Joann Sfar has a few problems with the illogicality and inconsistencies of his Jewish religion as interpreted by biblical scholars via the Talmud, and as he has a public forum he chose to address his concerns via this unusual narrative method.

The Rabbi’s cat lives, naturally enough, with the Rabbi, and his daughter Zlabya, whose name sounds like a honey-drenched pastry, and with a noisy parrot. Eventually the cat tires of the parrot and eats it, whereupon it can speak. A pointer to the future is that almost its first words are denials that it ate the parrot. The cat, you see, is quite the tormenting presence, claiming it wants to convert to Judaism, yet challenging the interpretation of scripture, and not above manipulation and deceit. In strict biblical terms it’s cast as the tempter, refuting faith with logic as it argues not just with its own Rabbi, but his Rabbi’s Rabbi.

This combines what was originally three books in the original French, and they’re three very different stories, but all entertaining. The overt polemic is restricted to the first, although in the second the period setting becomes more relevant, with regard to the suppression of both Arabs and Jews in colonial Algeria between the two World Wars.

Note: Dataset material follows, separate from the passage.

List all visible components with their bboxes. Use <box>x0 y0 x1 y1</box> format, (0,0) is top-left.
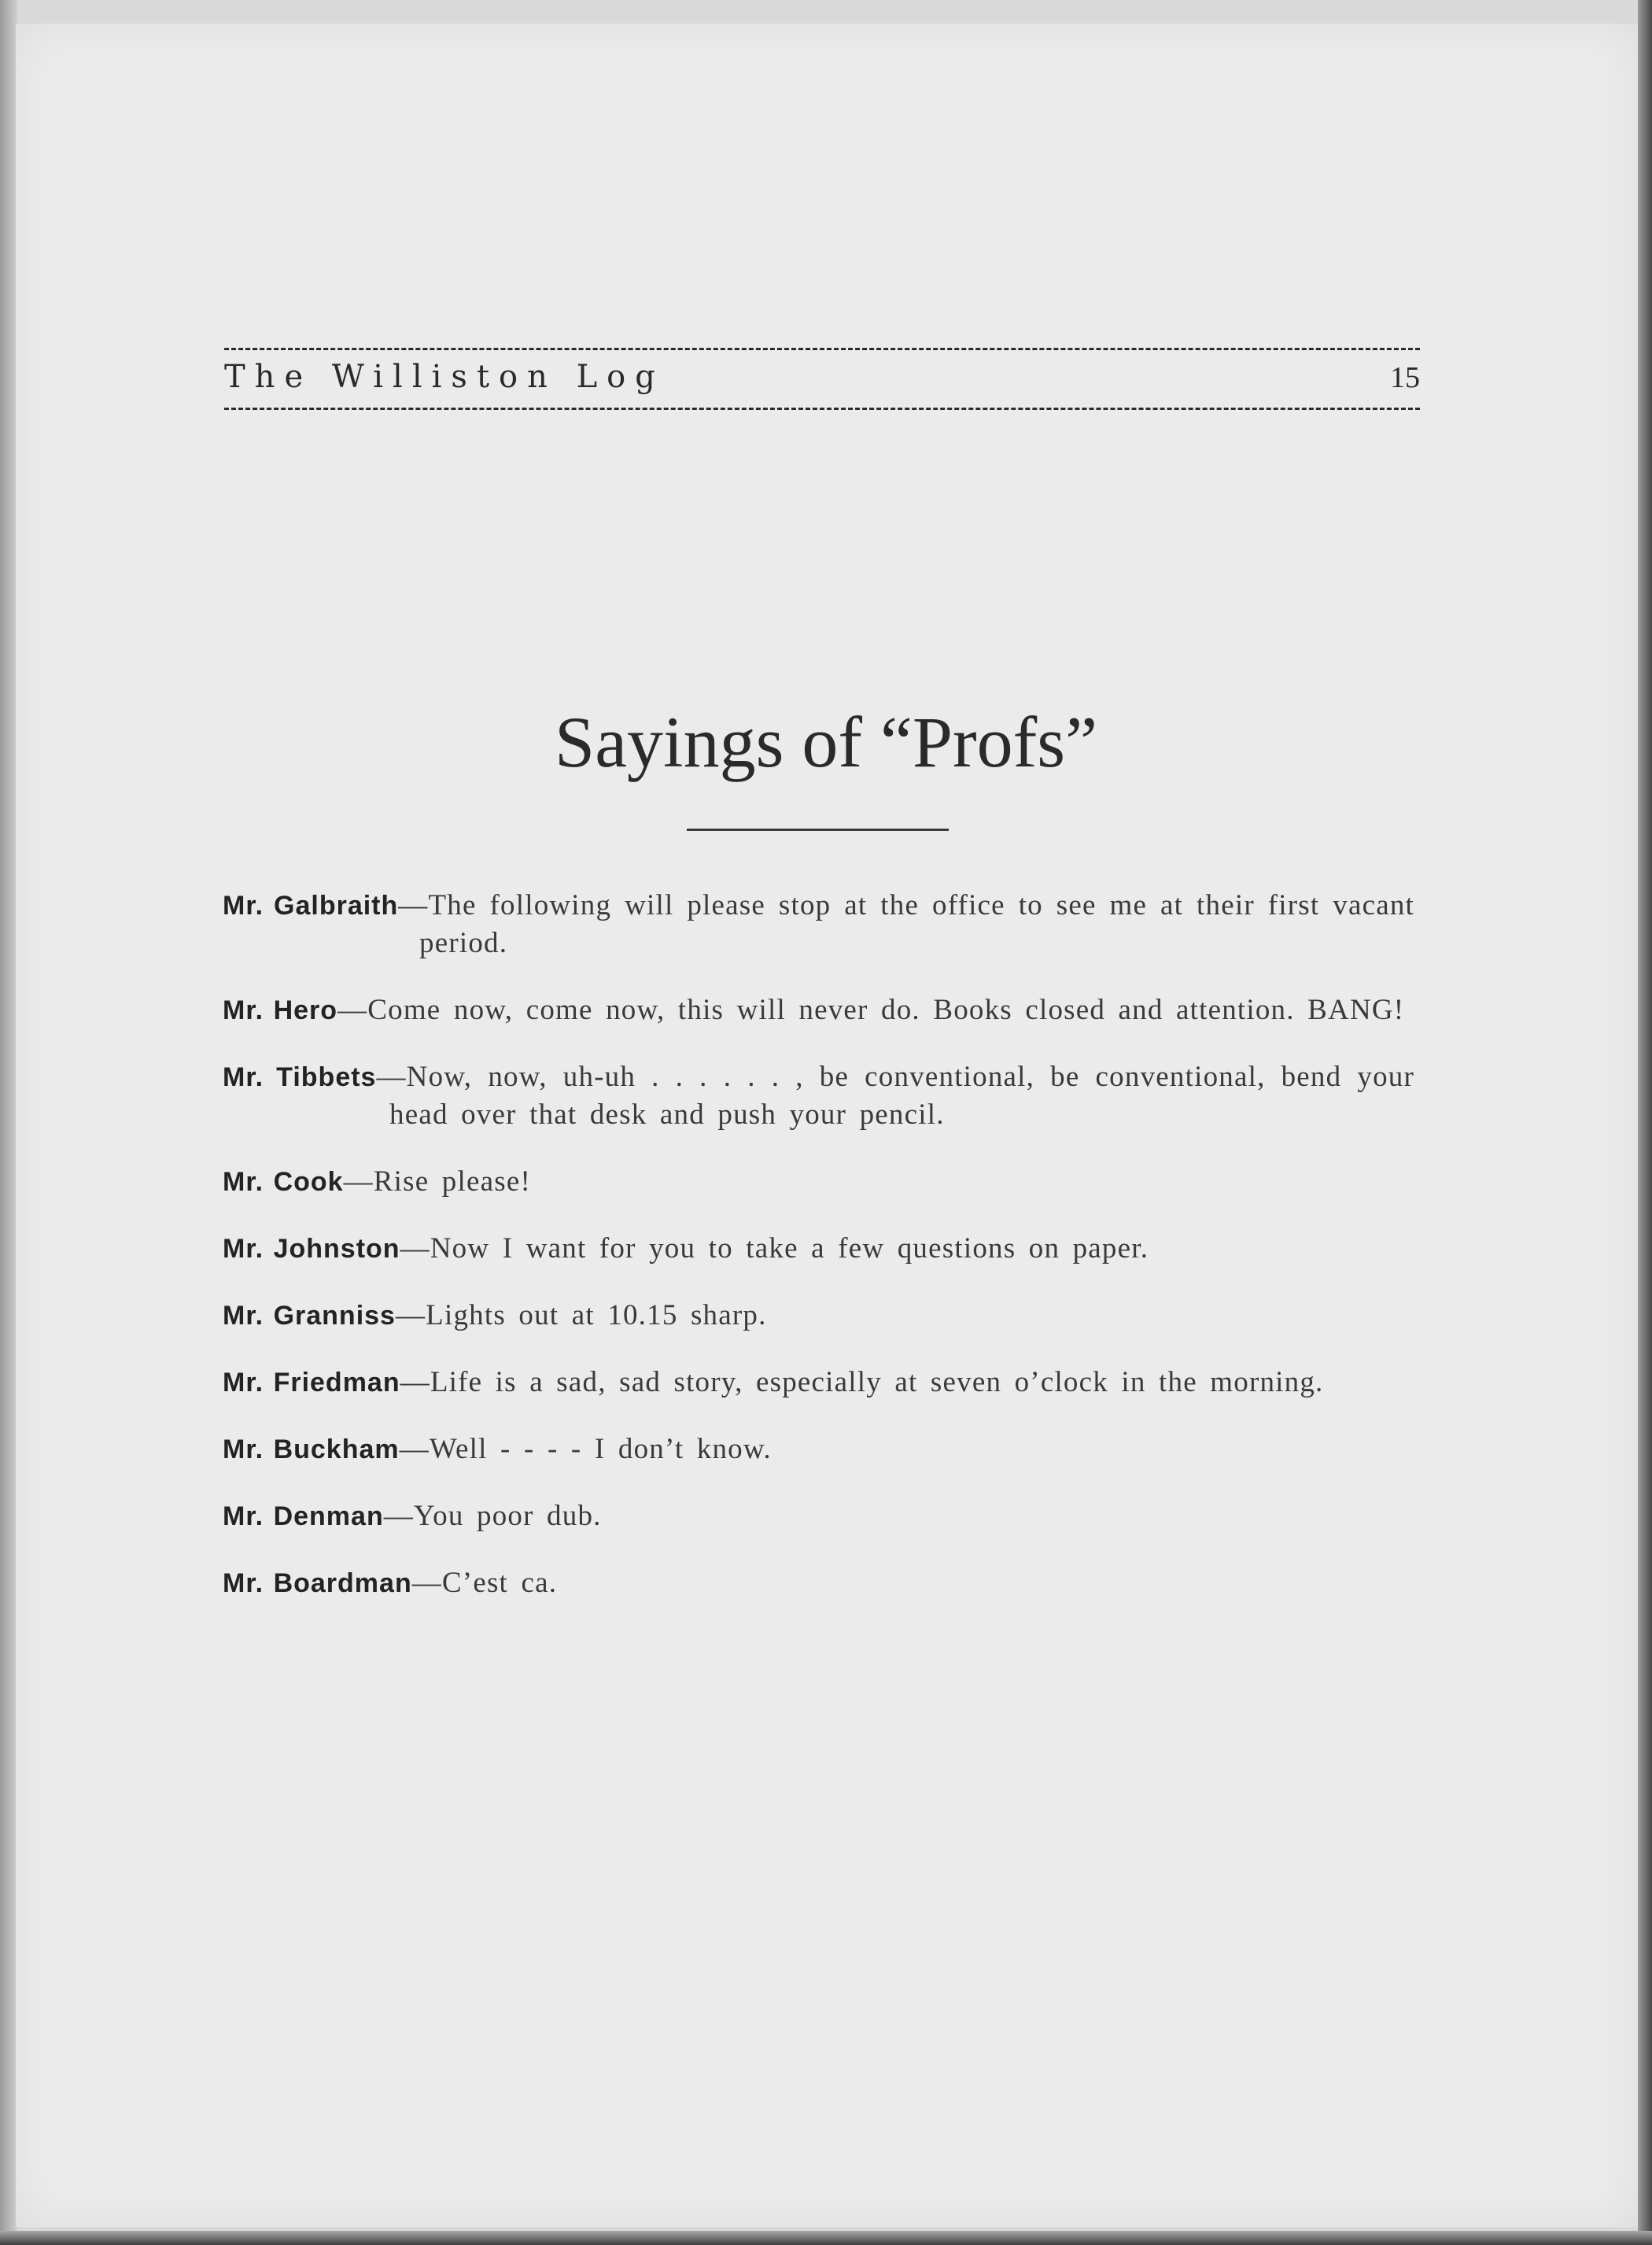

This, however, is only background explaining why the Rabbi has to pass a test for the country’s French masters to retain the position he already holds. The tone is more gentle, a sentimental drama about friendship and by the third book Sfar’s reverted to comedy, with the grumpy old Rabbi and his cat accompanying his daughter and her new husband to meet his parents in Paris. The Rabbi finds constant fault to begin with, and the story becomes one of principle weighed against compromise, flowing into a refined comedy because circumstances are no easier for Zlabya. To some extent Sfar’s reducing his characters to stereotypes to serve the comedy, but he comments on that when authenticity’s rejected in favour of desperate pastiche.

Sfar’s cartooning can pass you by given the relative density of the text, but stop to look and apart from a fantastically scraggy cat, he’s superb at evoking time and place. He emphasises a way of life no longer with us, and his cast may be loosely sketched, but they’re personalised. You’ll come to know them, even those with only small roles to play.

If there’s a theme running through all three stories, it’s that of common ground, of respecting other people’s beliefs and ways of life, whether or not they conform with yours, even if you don’t understand them. We could all do with a little more of that. The Rabbi’s Cat is warm-hearted and charming, unless, of course, the frustration with Jewish beliefs challenges personal orthodoxy.

Two further stories followed, collected as Book Two, before Sfar created an animated film from his feature, almost universally well received.